Best practices for designing and implementing Kafka data pipelines
Now we shall be talking about the best practices one must follow in the Kafka data pipeline and data flow for designing and implementing Kafka data pipelines.
Topic partitioning
To start with, the Kafka topic can be defined as a division implemented for classifying messages or data records. The topic name is unique across the entire Kafka cluster. This means that messages are read and sent from defined Kafka topics only. So consumers read data from topics, and producers write the data to topics.
Below is the depiction of how Topic partitioning plays an important role in the Kafka data pipeline and data flow:
This is analogous to the table we have inside the database in a traditional RDBMS system. So, as we have multiple tables inside a single database, similarly, we can have multiple topics inside Apache Kafka. The number of topics is not limited and can be easily identified by their unique name.

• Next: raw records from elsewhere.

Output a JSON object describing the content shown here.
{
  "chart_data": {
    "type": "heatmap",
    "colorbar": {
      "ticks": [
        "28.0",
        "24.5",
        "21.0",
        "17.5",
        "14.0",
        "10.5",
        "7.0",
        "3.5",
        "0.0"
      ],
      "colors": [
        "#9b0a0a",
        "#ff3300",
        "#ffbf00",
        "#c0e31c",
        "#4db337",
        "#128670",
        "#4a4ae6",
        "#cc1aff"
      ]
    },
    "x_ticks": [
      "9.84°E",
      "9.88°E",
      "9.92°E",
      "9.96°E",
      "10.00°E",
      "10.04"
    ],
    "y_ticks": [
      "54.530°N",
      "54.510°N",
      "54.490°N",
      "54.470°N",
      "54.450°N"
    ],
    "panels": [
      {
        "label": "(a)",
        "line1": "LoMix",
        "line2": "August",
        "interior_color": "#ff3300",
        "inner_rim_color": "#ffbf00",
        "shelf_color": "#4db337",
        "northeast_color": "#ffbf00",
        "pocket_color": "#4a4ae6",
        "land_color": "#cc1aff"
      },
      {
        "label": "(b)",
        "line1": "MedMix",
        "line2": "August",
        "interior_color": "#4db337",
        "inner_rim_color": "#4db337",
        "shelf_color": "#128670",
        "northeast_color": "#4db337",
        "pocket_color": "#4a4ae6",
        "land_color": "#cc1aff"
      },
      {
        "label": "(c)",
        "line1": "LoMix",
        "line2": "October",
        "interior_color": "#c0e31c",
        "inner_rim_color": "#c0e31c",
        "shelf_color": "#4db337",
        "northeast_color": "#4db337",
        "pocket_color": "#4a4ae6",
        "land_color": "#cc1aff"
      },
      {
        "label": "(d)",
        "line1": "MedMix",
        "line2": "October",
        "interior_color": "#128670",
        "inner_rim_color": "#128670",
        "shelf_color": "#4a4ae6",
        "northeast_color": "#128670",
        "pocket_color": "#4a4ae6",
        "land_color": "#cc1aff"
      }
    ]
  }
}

For in-depth understanding, one must also go through the article - Apache Kafka Topics, Partitions, and Offsets - Scaler Topics
Message serialization
With message serialization, one can ensure compatibility and interoperability between different systems. It is a best practice for Kafka data pipelines to serialize messages into a standardized format like Avro or JSON. Data producers and consumers can exchange data seamlessly regardless of the programming language or platform.
Serialization also enables schema evolution, allowing for the addition, modification, or deletion of fields without breaking compatibility. This flexibility, along with the ability to validate and transform data during serialization, makes it an essential component for designing and implementing robust and adaptable Kafka data pipelines.
Below is the depiction of how Message serialization happens in the Kafka data pipeline and data flow:
Monitoring and alerting
Above are some key benfits of monitoring in the Kafka data pipeline and data flow.
To be able to track the health, performance, and availability of your Kafka cluster, one must finetune the monitoring and alerting system for the Kafka data pipeline and data flow. Both of these practices are important best practices for designing and implementing Kafka data pipelines. Monitoring makes sure users are offered smooth operation and ease in identifying potential issues.
One must start by monitoring metrics such as latency, broker status, message throughput, and consumer lag, and this could help you proactively detect failures, bottlenecks, or anomalies. When the predefined conditions or threshold level are met, alerting complements monitoring by triggering notifications or automated desired actions. This prevents data loss or downtime by enabling prompt response in this kind of critical situation.